Newton-Raphson method (thing)

A small point about the rate of convergence and the error. Lets say a is your true root, and you are at step n and your current guess is x_n and after the iteration you are going to get x_n+1. Now we can write
f(a)=f(x_n) + (a-x_n)f'(x_n) + (a-x_n)²*f''(x_n)/2 + ...
Since f(a) is zero, we get dividing throughout by f'(x_n):
-f(x_n)/f'(x_n) = (a-x_n)+(a-x_n)² f''(x_n)/f'(x_n)
The term on the left is just x_n+1 - x_n. So we get
x_n+1-x_n = (a-x_n)+(a-x_n)² f''(x_n)/f'(x_n) ...(1)

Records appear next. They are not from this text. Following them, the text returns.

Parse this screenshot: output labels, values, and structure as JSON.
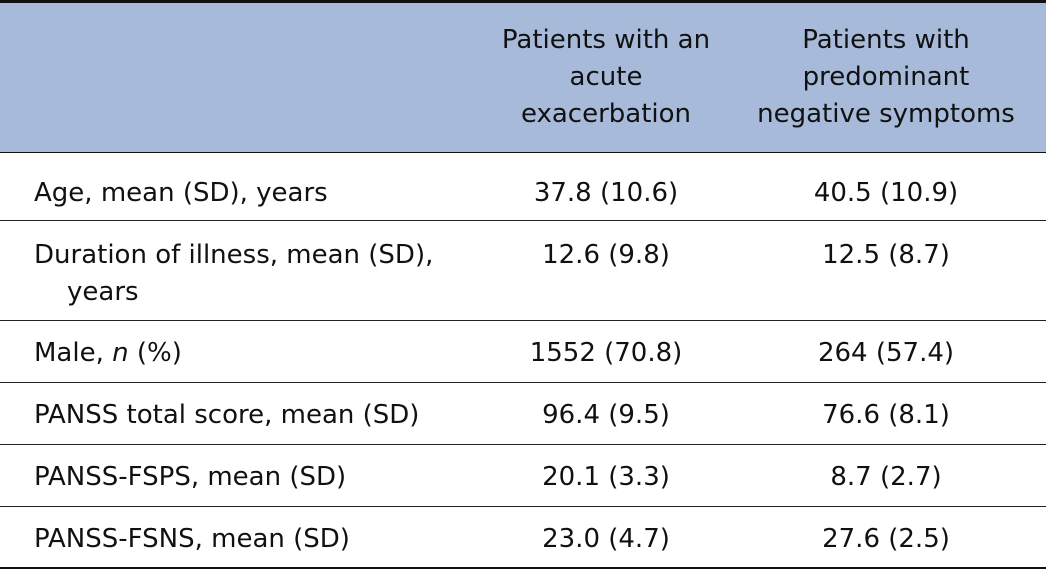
{
  "header": {
    "col1_lines": [
      "Patients with an",
      "acute",
      "exacerbation"
    ],
    "col2_lines": [
      "Patients with",
      "predominant",
      "negative symptoms"
    ]
  },
  "rows": [
    {
      "label_line1": "Age, mean (SD), years",
      "label_line2": "",
      "v1": "37.8 (10.6)",
      "v2": "40.5 (10.9)"
    },
    {
      "label_line1": "Duration of illness, mean (SD),",
      "label_line2": "years",
      "v1": "12.6 (9.8)",
      "v2": "12.5 (8.7)"
    },
    {
      "label_pre": "Male, ",
      "label_italic": "n",
      "label_post": " (%)",
      "v1": "1552 (70.8)",
      "v2": "264 (57.4)"
    },
    {
      "label_line1": "PANSS total score, mean (SD)",
      "label_line2": "",
      "v1": "96.4 (9.5)",
      "v2": "76.6 (8.1)"
    },
    {
      "label_line1": "PANSS-FSPS, mean (SD)",
      "label_line2": "",
      "v1": "20.1 (3.3)",
      "v2": "8.7 (2.7)"
    },
    {
      "label_line1": "PANSS-FSNS, mean (SD)",
      "label_line2": "",
      "v1": "23.0 (4.7)",
      "v2": "27.6 (2.5)"
    }
  ]
}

Okay thats the main formula and it gives us two interesting results. The first is obtained by cancelling x_n from both sides. We get:
x_n+1 - a = (a-x_n)² f''(x_n)/f'(x_n)
If we write the error at the n^th step as e_n then we have
e_n+1 = e_n²*M
Where M is a bound for f''/f' on the interval of interest. This says that the Newton Raphson method is quadratically convergent.
The second interesting result is obtained by neglecting the quadratic term in formula (1) above. We get
x_n+1 - x_n = (a-x_n ) = e_n
So an estimate for the error is just the difference between the points at consecutive iterations!